For what it's worth, I agree completely with your assessment of Democrats as rudderless and fearful of passionate opinion. I also would put John Kerry's picture next to the definition of bombast. I voted for him anyway, but I wouldn't have picked him out of the primary lineup.

Oh, and I support impeaching G.W.B. I've given time and words to the cause, but I don't expect it will happen.

WF hit the nail on the head saying impeachment efforts would be beneficial by...
"forcing the whole Republican Congress to defend him"
The actions of this presidency do not stand up to any kind of criticism.

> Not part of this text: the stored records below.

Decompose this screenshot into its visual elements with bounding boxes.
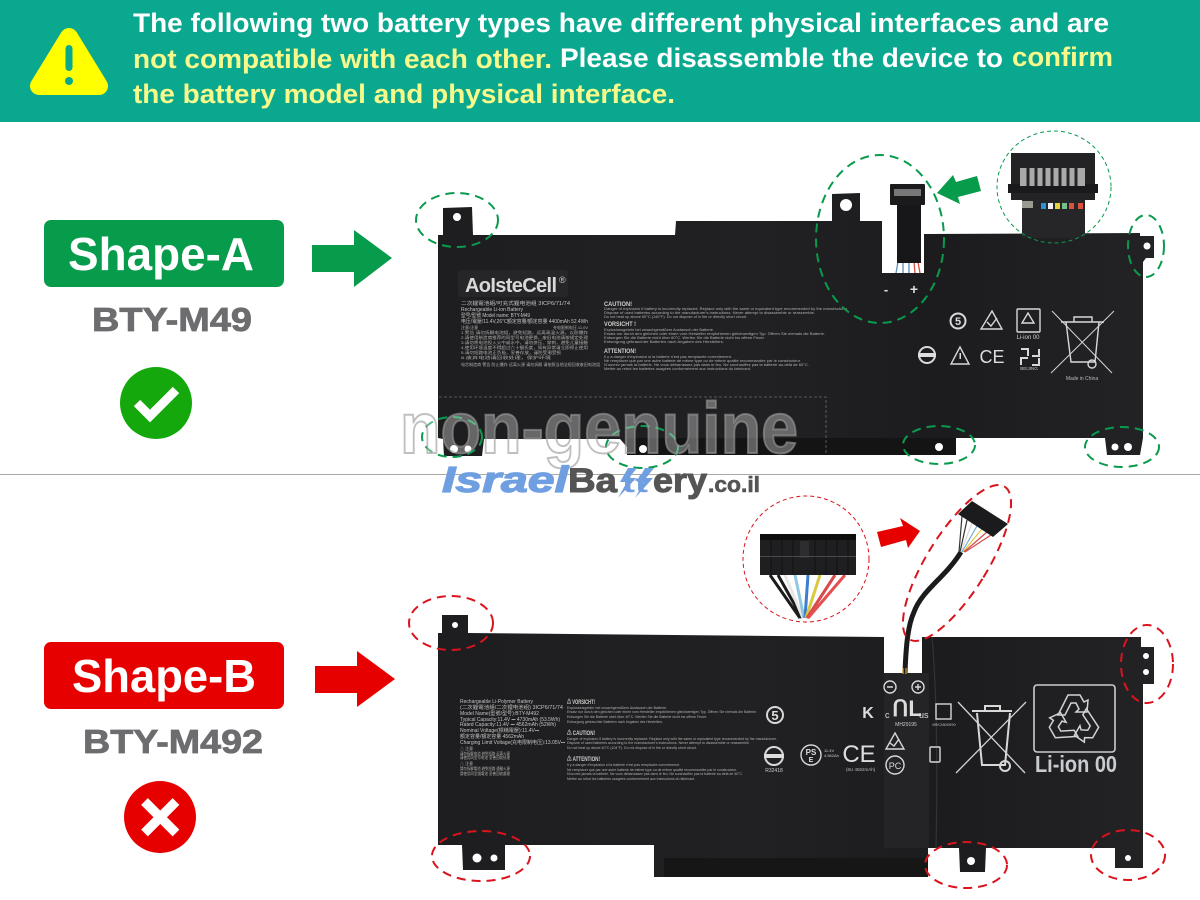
label text: safety warnings: Il y a danger d'explosion si la batterie n'est pas remplacée correctement. — [567, 762, 680, 767]
label text: specifications: Model Name(型號/型号):BTY-M492 — [460, 710, 539, 717]
panel: shape A labels — [44, 220, 392, 439]
label text: Chinese specifications: 4.使用环境温度不得超过六十摄氏度，如有异常请立即停止使用 — [461, 344, 588, 350]
label text: safety warnings: Entsorgung gebrauchter Batterien nach Angaben des Herstellers. — [567, 719, 663, 724]
label text: safety warnings: Ne remplacer que par une autre batterie de même type ou de même qualité recommandée par le constructeur. — [604, 358, 801, 363]
label text: safety warnings: Mettre au rebut les batteries usagées conformément aux instructions du fabricant. — [567, 776, 695, 781]
label text: Chinese specifications — [461, 300, 600, 367]
arrow: red pointer to connector B — [877, 518, 920, 548]
label text: Chinese specifications: 注意/注意 — [461, 324, 478, 330]
watermark: non-genuine: non-genuine — [400, 389, 798, 469]
warning text: The following two battery types have different physical interfaces and are — [133, 8, 1109, 38]
label text: specifications: 請勿拆解電池 避免短路 遠離火源 — [460, 765, 510, 771]
polarity marks: + — [910, 281, 918, 297]
label text: safety warnings: ATTENTION! — [604, 349, 636, 355]
label text: safety warnings: Ersatz nur durch den gleichen oder einen vom Hersteller empfohlenen gleichwertigen Typ. Öffnen Sie niemals die Batterie. — [567, 709, 757, 714]
label text: safety warnings: Ne remplacer que par une autre batterie de même type ou de même qualité recommandée par le constructeur. — [567, 767, 737, 772]
icon group: certification marks: PS — [806, 748, 817, 757]
arrow: green pointer to connector A — [937, 175, 981, 204]
label text: safety warnings — [567, 699, 777, 781]
label text: specifications: (二次鋰電池組/二次锂电池组) 3ICP6/71/74 — [460, 704, 563, 711]
label text: specifications: 請使用同型號電池 妥善回收處理 — [460, 770, 510, 776]
label text: specifications — [460, 699, 565, 776]
label text: safety warnings: Entsorgung gebrauchter Batterien nach Angaben des Herstellers. — [604, 339, 724, 344]
label text: safety warnings: Explosionsgefahr bei unsachgemäßem Austausch der Batterie. — [604, 327, 714, 332]
label text: specifications: 额定容量/額定容量 4562mAh — [460, 733, 524, 740]
label text: specifications: 请使用同型号电池 妥善回收处理 — [460, 754, 510, 760]
label text: safety warnings: Il y a danger d'explosion si la batterie n'est pas remplacée correctement. — [604, 354, 732, 359]
icon: warning triangle — [39, 37, 99, 86]
label text: safety warnings: VORSICHT ! — [604, 322, 636, 328]
model: BTY-M492: BTY-M492 — [83, 723, 263, 760]
icon: crossed-out recycle bin — [1051, 311, 1114, 382]
label text: specifications: Typical Capacity:11.4V ⎓ 4730mAh (53.5Wh) — [460, 717, 560, 723]
label text: safety warnings: Danger of explosion if battery is incorrectly replaced. Replace only with the same or equivalent type recommended by the manufacturer. — [604, 306, 848, 311]
label text: specifications: Rated Capacity:11.4V ⎓ 4562mAh (52Wh) — [460, 722, 556, 728]
icon group: certification marks: PC — [889, 761, 902, 771]
logo: AoisteCell: AoIsteCell — [465, 275, 557, 297]
icon group: certification marks: CE — [842, 741, 876, 768]
panel: battery A — [438, 184, 1154, 456]
divider — [0, 474, 1200, 475]
label text: safety warnings: Do not heat up above 60°C (140°F). Do not dispose of in fire or directly short circuit. — [604, 314, 747, 319]
callout: connector B close-up — [743, 496, 869, 622]
label text: Chinese specifications: 5.请勿短路电池正负极，妥善存放，谨防受潮受损 — [461, 349, 561, 355]
label text: specifications: Charging Limit Voltage(充电限制电压):13.05V⎓ — [460, 739, 565, 746]
icon: crossed-out recycle bin: Made in China — [1066, 376, 1098, 382]
label text: safety warnings: Explosionsgefahr bei unsachgemäßem Austausch der Batterie. — [567, 705, 667, 710]
label text: safety warnings: N'ouvrez jamais la batterie. Ne vous débarrassez pas dans le feu. Ne surchauffez pas la batterie au-delà de 60°C. — [604, 362, 809, 367]
label text: Chinese specifications: 电压/電壓/11.4V,26℃额定容量/额定容量 4400mAh 52.4Wh — [461, 318, 588, 325]
model: BTY-M49: BTY-M49 — [92, 301, 252, 338]
panel: battery B — [438, 615, 1154, 877]
label text: safety warnings: ⚠ VORSICHT! — [567, 699, 595, 706]
icon group: certification marks: 5 — [771, 708, 779, 723]
highlight ellipses: battery A — [416, 155, 1164, 468]
watermark: IsraelBattery.co.il: Ba — [568, 462, 618, 500]
label text: Chinese specifications: 1.警告 请勿拆解电池组，避免短路，远离高温火源，以防爆炸 — [461, 329, 588, 335]
warning text: Please disassemble the device to — [560, 43, 1003, 73]
label text: safety warnings: Entsorgen Sie die Batterie nicht über 40°C. Werfen Sie die Batterie nicht ins offene Feuer. — [567, 714, 707, 719]
label text: safety warnings: N'ouvrez jamais la batterie. Ne vous débarrassez pas dans le feu. Ne surchauffez pas la batterie au-delà de 40°C. — [567, 771, 743, 776]
badge: Shape-A: Shape-A — [68, 228, 254, 280]
label text: specifications: Rechargeable Li-Polymer Battery — [460, 699, 533, 705]
polarity marks: - — [884, 282, 888, 297]
label text: safety warnings — [604, 302, 848, 371]
label text: Chinese specifications: 电芯制造商 警告 防止爆炸 远离火源 请勿拆解 请依照当地法规回收废旧电池组 — [461, 361, 600, 367]
label text: safety warnings: ⚠ CAUTION! — [567, 730, 595, 737]
icon group: certification marks: us — [919, 710, 929, 720]
badge: Shape-B: Shape-B — [72, 650, 256, 702]
label text: Chinese specifications: 6.废弃电池请回收处理，保护环境 — [461, 354, 551, 360]
battery B body — [438, 615, 1154, 877]
label text: safety warnings: Dispose of used batteries according to the manufacturer's instructions. Never attempt to disassemble or reassemble. — [567, 740, 750, 745]
cable and connector A — [890, 184, 925, 273]
warning text — [133, 8, 1113, 109]
label text: Chinese specifications: 充电限制电压 11.0V — [553, 324, 588, 330]
icon group: certification marks: 5 — [955, 316, 961, 328]
label text: Chinese specifications: Rechargeable Li-ion Battery — [461, 307, 523, 313]
callout: connector A close-up — [997, 131, 1111, 243]
label text: safety warnings: CAUTION! — [604, 302, 632, 308]
watermark: IsraelBattery.co.il: Israel — [442, 459, 569, 500]
icon group: certification marks: (6U 4562mAh) — [846, 767, 876, 772]
icon: check mark — [120, 367, 192, 439]
icon group: certification marks: K — [862, 705, 874, 722]
icon group: certification marks: R32418 — [765, 768, 783, 774]
icon: recycling symbol box — [1034, 685, 1115, 752]
label text: safety warnings: ⚠ ATTENTION! — [567, 756, 600, 763]
badge: Shape-A — [44, 220, 284, 287]
label text: safety warnings: Dispose of used batteries according to the manufacturer's instructions. Never attempt to disassemble or reassemble. — [604, 310, 815, 315]
warning text: the battery model and physical interface. — [133, 79, 675, 109]
polarity marks — [884, 281, 918, 297]
cable and connector B — [903, 501, 1008, 674]
label text: Chinese specifications: 3.请勿将电池投入火中或水中，请勿挤压、穿刺，避免儿童接触 — [461, 339, 588, 345]
label text: specifications: Nominal Voltage(標稱電壓):11.4V⎓ — [460, 727, 539, 734]
watermark: IsraelBattery.co.il: .co.il — [708, 472, 760, 497]
label text: safety warnings: Mettre au rebut les batteries usagées conformément aux instructions du fabricant. — [604, 366, 751, 371]
watermark: IsraelBattery.co.il — [442, 459, 760, 500]
icon group: certification marks: BEIJING — [1020, 366, 1038, 371]
label text: specifications: △ 注意 — [460, 760, 473, 766]
watermark: IsraelBattery.co.il: tt — [622, 468, 648, 498]
icon group: certification marks: MH29195 — [895, 722, 917, 728]
label: Li-ion 00: Li-ion 00 — [1035, 751, 1117, 777]
label text: safety warnings: Danger of explosion if battery is incorrectly replaced. Replace only with the same or equivalent type recommended by the manufacturer. — [567, 736, 777, 741]
warning text: confirm — [1012, 42, 1113, 72]
badge: Shape-B — [44, 642, 284, 709]
icon group: certification marks — [918, 309, 1040, 371]
logo: AoisteCell — [458, 270, 568, 297]
watermark: IsraelBattery.co.il: ery — [653, 462, 707, 500]
icon group: certification marks — [764, 681, 956, 774]
label text: Chinese specifications: 型号/型號 Model name: BTY-M49 — [461, 312, 530, 319]
icon group: certification marks: E — [809, 757, 814, 764]
arrow: to battery A — [312, 230, 392, 287]
panel: shape B labels — [44, 642, 395, 853]
highlight ellipses: battery B — [409, 471, 1173, 888]
icon group: certification marks: c — [885, 710, 890, 720]
label text: specifications: △ 注意 — [460, 745, 473, 751]
icon group: certification marks: 4.562Ah — [824, 753, 839, 758]
battery A body — [438, 193, 1154, 456]
logo: AoisteCell: ® — [559, 275, 566, 285]
icon group: certification marks: 6RK2800990 — [932, 722, 956, 727]
label text: safety warnings: Entsorgen Sie die Batterie nicht über 60°C. Werfen Sie die Batterie nicht ins offene Feuer — [604, 335, 765, 340]
icon: cross mark — [124, 781, 196, 853]
label text: specifications: 请勿拆解电池 避免短路 远离火源 — [460, 750, 510, 756]
header banner — [0, 0, 1200, 122]
icon group: certification marks: CE — [979, 347, 1005, 367]
icon group: certification marks: 11.4V — [824, 748, 834, 753]
label text: Chinese specifications: 2.请使用制造商推荐的同型号电池更换，废旧电池请按规定处理 — [461, 334, 588, 340]
label text: Chinese specifications: 二次鋰電池組/可充式鋰电池组 3ICP6/71/74 — [461, 300, 570, 307]
label text: safety warnings: Do not heat up above 40°C (104°F). Do not dispose of in fire or directly short circuit. — [567, 745, 697, 750]
icon group: certification marks: ꓵL — [892, 696, 922, 721]
label text: safety warnings: Ersatz nur durch den gleichen oder einen vom Hersteller empfohlenen gleichwertigen Typ. Öffnen Sie niemals die Batterie. — [604, 331, 825, 336]
arrow: to battery B — [315, 651, 395, 707]
icon: crossed-out recycle bin — [956, 702, 1026, 773]
warning text: not compatible with each other. — [133, 44, 552, 74]
icon group: certification marks: Li-ion 00 — [1016, 335, 1040, 341]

The facts scream "criminal", so lets at least get it on the rcord, not in the archives of hippie liberal blogs, but in Congress. 20 years from now no senior senator is going to want on his record that he/she was against impeaching this guy. Force them to chose their side of history they want to stand on. Force the john McCain's of the world, with all the appearences of bullet proof integrity, to walk the walk, or shut the f-ck up.

I will say that when the San Francisco Board of Supervisors votes for impeachment, they are playing into some not very helpful stereotypes about the left's tendency toward grandstanding from positions of powerlessness. They're right in principle. But in practice: a better focus would be Democratic party legislative district meetings.